I'll also consider you have excellent line of sight, and will only take
into consideration a 'normal' amount of background noise (I think RF
nerds call it 'noise temperature'?)..

With two of these (one at either end, of course) _theoretically_ you
could run 802.11g (54 Mbps) up to 8 km, 802.11b+ (22 Mbps) up to around
32 km, and 802.11b (11 Mbps) up to nearly 39 km. You could go much
further too, if you dropped to lower speeds - low speed 802.11 (1 Mbps)
theoretically could run up to 92 km, although it's doubtful you'll get
even close to this distance.

These figures are based on the same calculations used by LocFinder, and
using reception sensitivity readings from D-Link hardware (the
802.11g-draft gear is the USA specification). Situations vary
enormously, especially when you start talking about noise floors (more
noise means a poor link).

You're likely to find troubles beyond 30km, I think, since none of this
gear was designed to run any further than that.
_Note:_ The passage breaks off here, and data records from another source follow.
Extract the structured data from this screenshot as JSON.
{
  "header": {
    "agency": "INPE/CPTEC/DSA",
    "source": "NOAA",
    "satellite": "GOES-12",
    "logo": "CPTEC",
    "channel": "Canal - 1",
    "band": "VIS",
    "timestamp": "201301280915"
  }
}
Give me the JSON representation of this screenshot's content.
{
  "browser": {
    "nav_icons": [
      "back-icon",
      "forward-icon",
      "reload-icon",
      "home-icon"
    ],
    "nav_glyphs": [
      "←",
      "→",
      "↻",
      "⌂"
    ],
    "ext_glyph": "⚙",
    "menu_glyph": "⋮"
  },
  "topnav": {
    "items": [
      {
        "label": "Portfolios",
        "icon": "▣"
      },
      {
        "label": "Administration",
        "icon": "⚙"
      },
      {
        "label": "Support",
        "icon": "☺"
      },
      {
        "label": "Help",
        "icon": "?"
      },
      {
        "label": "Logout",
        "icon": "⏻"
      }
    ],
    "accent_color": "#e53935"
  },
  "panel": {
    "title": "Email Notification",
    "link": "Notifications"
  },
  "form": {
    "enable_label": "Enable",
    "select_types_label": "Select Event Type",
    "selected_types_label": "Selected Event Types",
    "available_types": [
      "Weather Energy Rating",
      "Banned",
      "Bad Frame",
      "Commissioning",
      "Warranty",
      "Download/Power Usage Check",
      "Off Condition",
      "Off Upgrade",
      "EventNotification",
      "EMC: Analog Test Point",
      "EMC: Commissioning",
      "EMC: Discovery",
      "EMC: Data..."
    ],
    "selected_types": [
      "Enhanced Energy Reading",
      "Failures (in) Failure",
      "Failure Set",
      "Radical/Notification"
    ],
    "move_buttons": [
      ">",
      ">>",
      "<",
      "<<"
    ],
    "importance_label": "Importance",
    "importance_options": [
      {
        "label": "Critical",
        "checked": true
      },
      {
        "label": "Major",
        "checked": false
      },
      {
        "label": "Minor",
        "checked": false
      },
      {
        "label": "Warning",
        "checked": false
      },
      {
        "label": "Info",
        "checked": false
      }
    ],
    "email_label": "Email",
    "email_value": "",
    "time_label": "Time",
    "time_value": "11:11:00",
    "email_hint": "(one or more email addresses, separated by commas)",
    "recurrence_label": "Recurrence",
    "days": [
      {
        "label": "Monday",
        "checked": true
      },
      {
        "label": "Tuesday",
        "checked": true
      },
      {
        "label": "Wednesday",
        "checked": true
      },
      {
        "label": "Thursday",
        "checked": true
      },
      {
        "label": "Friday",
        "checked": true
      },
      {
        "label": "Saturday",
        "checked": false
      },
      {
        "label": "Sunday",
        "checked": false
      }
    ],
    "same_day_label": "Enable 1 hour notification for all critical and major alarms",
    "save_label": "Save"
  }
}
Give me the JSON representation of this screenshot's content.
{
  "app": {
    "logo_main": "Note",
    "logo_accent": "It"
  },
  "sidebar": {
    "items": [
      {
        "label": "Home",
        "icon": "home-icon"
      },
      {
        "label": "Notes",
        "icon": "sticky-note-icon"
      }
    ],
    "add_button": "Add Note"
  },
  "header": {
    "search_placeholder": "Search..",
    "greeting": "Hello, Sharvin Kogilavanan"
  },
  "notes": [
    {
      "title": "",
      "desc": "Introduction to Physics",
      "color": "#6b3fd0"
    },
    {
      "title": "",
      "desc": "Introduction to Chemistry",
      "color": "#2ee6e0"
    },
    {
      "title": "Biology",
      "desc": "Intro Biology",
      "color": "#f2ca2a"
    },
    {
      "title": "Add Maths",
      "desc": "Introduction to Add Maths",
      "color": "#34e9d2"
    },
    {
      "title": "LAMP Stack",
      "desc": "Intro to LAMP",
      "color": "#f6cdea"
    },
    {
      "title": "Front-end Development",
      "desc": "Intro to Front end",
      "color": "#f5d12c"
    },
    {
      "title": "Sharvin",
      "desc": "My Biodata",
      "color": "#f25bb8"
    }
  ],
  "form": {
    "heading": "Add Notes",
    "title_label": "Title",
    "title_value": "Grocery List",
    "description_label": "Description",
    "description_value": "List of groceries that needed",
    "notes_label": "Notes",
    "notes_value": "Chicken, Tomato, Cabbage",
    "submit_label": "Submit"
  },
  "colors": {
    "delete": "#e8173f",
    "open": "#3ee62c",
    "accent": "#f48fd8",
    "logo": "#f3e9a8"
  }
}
Most of the problem,
AFAIK, comes from multi-path distortion (such as your beam bouncing off
a building in the middle of the link). 802.11 isn't equipped to deal
with multipath signals being received with fairly 'large' (in the
millisecond range) delays - That's something 802.16 can cope with.

I don't know about minimum distances, but I'd imagine if you put two of
these antennas 1 metre apart the signal would probably distort. Does
anyone know what the maximum RX tolerance of wifi is, if there is one?
I'm too lazy to skim over the 802.11b specs.